Objectives: ACTIVE is assessing the efficacy of apremilast (APR) monotherapy in biologic-naïve subjects with active psoriatic arthritis (PsA) who may have had exposure to one prior conventional disease-modifying anti-rheumatic drug. Work productivity and activity impairment were assessed through week 104.

Methods: Subjects were randomized (1:1) to APR 30 mg b.i.d. or placebo (PBO). Subjects without ≥ 10% improvement in swollen/tender joint counts at week 16 were eligible for early escape. At week 24, all remaining PBO subjects switched to APR. Work productivity and activity impairment were assessed at baseline (BL) and week 16 using the self-administered Work Productivity and Activity Impairment Questionnaire: PsA (WPAI: PsA), which includes four subscale scores (Absenteeism, Presenteeism, Work Productivity Loss, and Activity Impairment; higher scores = greater impairment). Work-related subscales were assessed for employed subjects; activity impairment was assessed for all subjects regardless of job status. Correlations were made at week 16 between WPAI:PsA and 36-item Short FOrm Survey (SF36v2) Physical Functioning (PF), Bodily Pain (Pain), and Vitality (VIT) scores, as well as associations with American College of Rheumatology 20% (ACR20) response. Work productivity was assessed through week 104.
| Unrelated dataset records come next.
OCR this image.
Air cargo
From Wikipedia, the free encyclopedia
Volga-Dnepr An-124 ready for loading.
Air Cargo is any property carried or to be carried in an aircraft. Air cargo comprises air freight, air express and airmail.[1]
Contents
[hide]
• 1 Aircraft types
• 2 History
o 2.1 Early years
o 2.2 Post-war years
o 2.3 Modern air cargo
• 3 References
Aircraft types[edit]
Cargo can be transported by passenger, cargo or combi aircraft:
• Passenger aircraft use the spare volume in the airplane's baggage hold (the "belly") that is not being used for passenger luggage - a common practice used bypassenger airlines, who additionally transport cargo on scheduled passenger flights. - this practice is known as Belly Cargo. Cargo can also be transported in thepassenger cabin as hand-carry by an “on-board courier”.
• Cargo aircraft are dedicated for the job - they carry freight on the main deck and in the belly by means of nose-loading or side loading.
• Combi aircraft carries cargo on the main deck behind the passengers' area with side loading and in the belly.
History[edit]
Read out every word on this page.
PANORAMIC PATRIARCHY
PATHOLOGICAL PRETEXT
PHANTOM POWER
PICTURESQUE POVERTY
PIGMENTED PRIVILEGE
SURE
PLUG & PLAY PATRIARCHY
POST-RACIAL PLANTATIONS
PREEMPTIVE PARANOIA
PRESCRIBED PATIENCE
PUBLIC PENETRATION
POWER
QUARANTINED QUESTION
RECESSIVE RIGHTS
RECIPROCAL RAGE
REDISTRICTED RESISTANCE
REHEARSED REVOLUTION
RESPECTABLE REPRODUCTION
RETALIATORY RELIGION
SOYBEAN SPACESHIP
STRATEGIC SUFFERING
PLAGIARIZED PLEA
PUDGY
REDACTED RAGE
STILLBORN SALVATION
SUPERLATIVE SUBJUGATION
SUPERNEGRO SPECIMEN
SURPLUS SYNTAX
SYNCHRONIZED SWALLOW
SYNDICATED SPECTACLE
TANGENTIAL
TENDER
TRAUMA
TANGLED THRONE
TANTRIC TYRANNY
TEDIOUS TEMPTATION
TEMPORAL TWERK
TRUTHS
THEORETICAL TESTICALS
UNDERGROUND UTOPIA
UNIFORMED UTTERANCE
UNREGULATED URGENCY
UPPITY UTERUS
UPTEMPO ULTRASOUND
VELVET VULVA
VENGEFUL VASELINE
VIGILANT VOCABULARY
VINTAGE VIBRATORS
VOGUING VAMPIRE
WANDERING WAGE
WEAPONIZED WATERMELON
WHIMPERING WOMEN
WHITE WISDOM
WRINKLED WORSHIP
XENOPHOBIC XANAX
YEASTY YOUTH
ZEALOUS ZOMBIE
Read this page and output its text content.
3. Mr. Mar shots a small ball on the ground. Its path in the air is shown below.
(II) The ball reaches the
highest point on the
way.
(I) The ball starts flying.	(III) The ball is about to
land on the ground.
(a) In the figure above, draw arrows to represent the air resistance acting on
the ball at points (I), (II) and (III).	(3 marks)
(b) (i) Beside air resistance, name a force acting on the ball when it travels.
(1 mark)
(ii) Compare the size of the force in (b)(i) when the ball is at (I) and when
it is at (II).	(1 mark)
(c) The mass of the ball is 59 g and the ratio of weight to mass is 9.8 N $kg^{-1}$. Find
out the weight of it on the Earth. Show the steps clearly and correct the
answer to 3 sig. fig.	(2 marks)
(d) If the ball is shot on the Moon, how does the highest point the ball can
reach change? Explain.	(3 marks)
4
Results: BL parameters were similar for APR and PBO subjects with WPAI:PsA scores. At week 16, APR significantly improved work productivity and activity impairment vs PBO, with significantly greater improvements in overall Work Productivity Loss (p = 0.001) and Activity Impairment (p < 0.001) scores (Table PP36). Estimated change in Absenteeism was similar with APR vs PBO (p = 0.679). Presenteeism showed significant improvement with APR vs PBO (−10.8% vs 4.1%; p = 0.002). At week 16, statistically significant correlations were seen between WPAI:PsA (except Absenteeism) and SF-36v2 PF, Pain, and VIT scores, as were associations with ACR20 response. In subjects randomized to APR at BL, week 16 WPAI:PsA score improvements were generally maintained through week 104 in those continuing APR.

Conclusions: Biologic-naïve subjects receiving APR alone showed an overall improvement in work productivity at week 16, correlating with SF-36v2 PF, Pain, and VIT scores, and associated with the ACR20 response.